Et tu, Nintendo? (Photo: Andrew Liszewski/Gizmodo)
Et tu, Nintendo? (Photo: Andrew Liszewski/Gizmodo)

The Switch’s popularity continues to soar years after the gaming console’s release. The games are great, the switching gimmick is still fun after all this time, and it’s one of the cheaper game systems on the market from a major company.

Unfortunately, Mozilla says it’s worried about recent changes to the device’s privacy policy. That’s a shame, as Nintendo is a company that’s historically been above average when it comes to privacy practices.

Cameras: Yes (Technically. There’s an infrared camera in the controller.)

Microphones: No

Location tracking: Yes

What data it collects: Name, age, gender, birthday, email, phone number, location data, health information, advertising ID numbers, data about your gaming

Can you delete the data: Mozilla says it’s not clear whether you can delete the data in all locations.
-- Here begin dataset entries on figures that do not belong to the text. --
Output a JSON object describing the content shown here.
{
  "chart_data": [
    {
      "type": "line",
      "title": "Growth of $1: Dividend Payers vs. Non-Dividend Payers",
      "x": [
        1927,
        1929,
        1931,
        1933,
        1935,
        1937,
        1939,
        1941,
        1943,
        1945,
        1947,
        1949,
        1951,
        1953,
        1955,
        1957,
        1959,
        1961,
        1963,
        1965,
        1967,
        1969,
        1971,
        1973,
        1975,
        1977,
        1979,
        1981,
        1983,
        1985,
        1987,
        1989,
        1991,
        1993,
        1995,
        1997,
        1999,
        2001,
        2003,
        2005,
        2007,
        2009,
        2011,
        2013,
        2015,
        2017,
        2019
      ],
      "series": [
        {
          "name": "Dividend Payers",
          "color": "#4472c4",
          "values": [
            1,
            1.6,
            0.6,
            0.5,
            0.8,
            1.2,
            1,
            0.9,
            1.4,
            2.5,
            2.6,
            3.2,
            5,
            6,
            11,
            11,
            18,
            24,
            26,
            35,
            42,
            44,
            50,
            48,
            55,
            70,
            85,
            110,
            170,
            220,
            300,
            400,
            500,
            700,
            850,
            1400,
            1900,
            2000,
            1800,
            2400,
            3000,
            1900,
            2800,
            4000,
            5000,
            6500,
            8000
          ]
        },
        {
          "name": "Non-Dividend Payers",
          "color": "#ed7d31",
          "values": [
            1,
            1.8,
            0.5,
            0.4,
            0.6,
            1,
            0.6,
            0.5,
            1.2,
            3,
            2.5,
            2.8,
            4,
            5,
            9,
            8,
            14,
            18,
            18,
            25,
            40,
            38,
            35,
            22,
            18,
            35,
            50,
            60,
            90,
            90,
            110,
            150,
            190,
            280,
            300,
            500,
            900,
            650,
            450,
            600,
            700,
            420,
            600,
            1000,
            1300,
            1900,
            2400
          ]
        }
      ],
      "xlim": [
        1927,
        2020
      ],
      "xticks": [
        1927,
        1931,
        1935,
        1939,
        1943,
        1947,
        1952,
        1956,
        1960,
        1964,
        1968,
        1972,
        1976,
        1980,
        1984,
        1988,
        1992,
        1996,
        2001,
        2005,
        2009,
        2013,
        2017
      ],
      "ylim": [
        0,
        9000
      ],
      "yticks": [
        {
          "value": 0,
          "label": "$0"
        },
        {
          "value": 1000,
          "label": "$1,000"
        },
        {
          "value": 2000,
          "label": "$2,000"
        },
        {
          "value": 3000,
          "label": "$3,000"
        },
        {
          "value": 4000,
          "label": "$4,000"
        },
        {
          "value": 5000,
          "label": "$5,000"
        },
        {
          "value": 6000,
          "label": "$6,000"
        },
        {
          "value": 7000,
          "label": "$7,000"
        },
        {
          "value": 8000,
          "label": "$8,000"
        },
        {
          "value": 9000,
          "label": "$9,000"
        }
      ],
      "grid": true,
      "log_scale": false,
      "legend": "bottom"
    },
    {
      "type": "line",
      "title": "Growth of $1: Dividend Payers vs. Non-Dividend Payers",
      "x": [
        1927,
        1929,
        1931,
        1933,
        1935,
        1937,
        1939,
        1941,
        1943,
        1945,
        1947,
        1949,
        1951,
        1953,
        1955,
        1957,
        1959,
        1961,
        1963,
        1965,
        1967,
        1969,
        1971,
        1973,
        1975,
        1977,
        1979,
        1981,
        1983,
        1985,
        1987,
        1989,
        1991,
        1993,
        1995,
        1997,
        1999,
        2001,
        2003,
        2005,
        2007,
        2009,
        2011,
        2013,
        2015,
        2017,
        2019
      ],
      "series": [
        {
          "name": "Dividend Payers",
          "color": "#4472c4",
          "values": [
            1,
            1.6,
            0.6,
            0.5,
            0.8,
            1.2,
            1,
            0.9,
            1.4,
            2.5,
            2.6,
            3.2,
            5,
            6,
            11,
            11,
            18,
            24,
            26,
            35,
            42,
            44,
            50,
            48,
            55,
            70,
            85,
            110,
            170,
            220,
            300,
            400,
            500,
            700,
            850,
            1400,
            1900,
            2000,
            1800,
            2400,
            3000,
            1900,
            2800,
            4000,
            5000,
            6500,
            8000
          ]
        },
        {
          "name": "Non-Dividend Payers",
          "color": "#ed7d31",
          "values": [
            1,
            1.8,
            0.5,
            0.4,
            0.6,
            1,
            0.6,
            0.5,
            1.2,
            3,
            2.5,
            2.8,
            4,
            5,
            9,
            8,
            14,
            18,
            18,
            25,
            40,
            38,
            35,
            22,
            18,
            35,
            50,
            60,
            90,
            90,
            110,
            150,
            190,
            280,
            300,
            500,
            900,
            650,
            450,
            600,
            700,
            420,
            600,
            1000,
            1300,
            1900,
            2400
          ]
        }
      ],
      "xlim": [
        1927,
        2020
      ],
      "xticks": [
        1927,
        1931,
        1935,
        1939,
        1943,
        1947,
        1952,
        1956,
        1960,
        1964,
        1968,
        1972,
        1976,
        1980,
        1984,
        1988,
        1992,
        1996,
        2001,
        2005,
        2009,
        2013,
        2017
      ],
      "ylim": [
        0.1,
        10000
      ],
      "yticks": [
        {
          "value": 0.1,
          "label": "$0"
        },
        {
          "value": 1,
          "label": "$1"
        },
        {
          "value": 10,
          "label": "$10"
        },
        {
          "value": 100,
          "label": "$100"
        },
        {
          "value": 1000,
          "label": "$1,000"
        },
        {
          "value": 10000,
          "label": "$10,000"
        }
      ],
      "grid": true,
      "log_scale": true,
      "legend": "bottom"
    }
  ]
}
How the company uses the data: Advertising, sharing data with third parties, combining with data from third parties

Mozilla says:

“Nintendo also says they can ‘receive information about you from other sources, including from other users of our services, and third-party services and organisations.’ This worries us a bit because they say they can take this information they receive from third party sources and combine it with information they have about you and build an even bigger profile on you. And they say they can use that information to do things like offer you customised content, provide you with tailored advertising, and send you promotional materials from them or their affiliates and business partners (which could be a pretty good number of companies). So, Nintendo collects a good deal of personal information and says they can use and share that with third parties for targeted, interest-based advertising. None of this is great.

Nintendo also says they can aggregate or de-identify the personal information they collect on you and then that new de-identified data is no longer subject to their privacy policy and they can do pretty much whatever they want with it.”